Because this conjurer's magic arts were so extraordinary, I still remember the matter to this day. Later I heard that the White Lotus Sect could also perform such tricks, and I wondered whether that father and son might have been descendants of the White Lotus Sect.

Commentary

Recollections of one's youthful days are often both tender and vivid.

"Stealing Peaches" is one of the very few autobiographical pieces in "Strange Tales from a Chinese Studio." Pu Songling passed the county, prefectural, and circuit examinations with top honors at the age of nineteen, becoming a xiucai in 1658. In "Stealing Peaches," he writes, "When I was a child, I went to the prefectural examination," which likely refers to that time. Because it is a recollection of his own experience, "Stealing Peaches" is also one of the rare stories in "Strange Tales from a Chinese Studio" told from a limited perspective.

Leaving his hometown to "take the prefectural examination" during the Spring Festival, the author naturally encountered many amusing sights amidst his travels, especially since "the crowd of onlookers was like a wall." Yet the author's entry into the main narrative is remarkably concise: he describes the surroundings as "only hearing the clamor of voices and the din of drums and pipes," and the prelude to the magic trick as "a thousand sounds surged and stirred, but one could not discern what was being said"—all deliberately muted by the author, much like a skilled guide who directly leads the reader's focus to the spectacle of the "theft of the peach" illusion.

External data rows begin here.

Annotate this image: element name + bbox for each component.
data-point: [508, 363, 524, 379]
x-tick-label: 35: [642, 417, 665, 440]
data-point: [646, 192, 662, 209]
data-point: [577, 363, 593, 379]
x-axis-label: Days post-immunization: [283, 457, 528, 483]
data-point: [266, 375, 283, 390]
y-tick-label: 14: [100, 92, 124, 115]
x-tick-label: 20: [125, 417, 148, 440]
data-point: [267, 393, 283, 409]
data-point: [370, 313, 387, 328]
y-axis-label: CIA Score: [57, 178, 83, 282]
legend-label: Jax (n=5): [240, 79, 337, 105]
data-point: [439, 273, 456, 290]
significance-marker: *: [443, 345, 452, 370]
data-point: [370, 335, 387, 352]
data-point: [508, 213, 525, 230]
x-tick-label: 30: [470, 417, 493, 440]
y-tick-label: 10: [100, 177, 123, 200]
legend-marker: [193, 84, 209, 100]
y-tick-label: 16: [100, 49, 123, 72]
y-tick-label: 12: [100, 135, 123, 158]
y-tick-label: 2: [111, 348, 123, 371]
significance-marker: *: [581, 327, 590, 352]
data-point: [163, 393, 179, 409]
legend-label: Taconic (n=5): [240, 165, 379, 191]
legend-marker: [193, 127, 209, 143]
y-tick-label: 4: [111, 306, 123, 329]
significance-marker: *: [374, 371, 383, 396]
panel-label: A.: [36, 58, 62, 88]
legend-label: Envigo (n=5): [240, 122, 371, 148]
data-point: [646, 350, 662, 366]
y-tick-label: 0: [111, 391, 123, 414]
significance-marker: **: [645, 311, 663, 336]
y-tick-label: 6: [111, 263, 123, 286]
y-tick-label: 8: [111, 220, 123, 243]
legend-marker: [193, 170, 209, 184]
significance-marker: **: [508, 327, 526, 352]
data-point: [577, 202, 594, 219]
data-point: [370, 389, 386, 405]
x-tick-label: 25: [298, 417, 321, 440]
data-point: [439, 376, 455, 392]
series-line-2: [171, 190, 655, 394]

"Stealing Peaches" is a plot-driven illusion performed by a father and his son. The author not only uses dialogue to recreate the entire process of that day's "peach theft," the killing, and the plea for reward, vividly portraying the showman's suspense, twists, and appeals for recompense, but especially describes the peach-stealing illusion with meticulous realism, stirring shock and awe: the rope thrown into the ethereal clouds is "suspended in midair, as if something held it"; the child climbing the rope is "moving hands and feet in tandem, like a spider following its thread"; the scene of the child being killed is "after a while, something fell, and looking, it was the child's head. Holding it and weeping, he said: 'This must be because the peach theft was discovered by the overseer. My son is done for!' After another while, a foot fell. Soon, limbs fell in succession, leaving nothing remaining." The depiction of objects and scenes is lifelike, vivid and distinct, startling and horrifying. The author indeed "because of the strangeness of the art, still remembers it to this day," and readers several hundred years later also feel as if they are experiencing it themselves.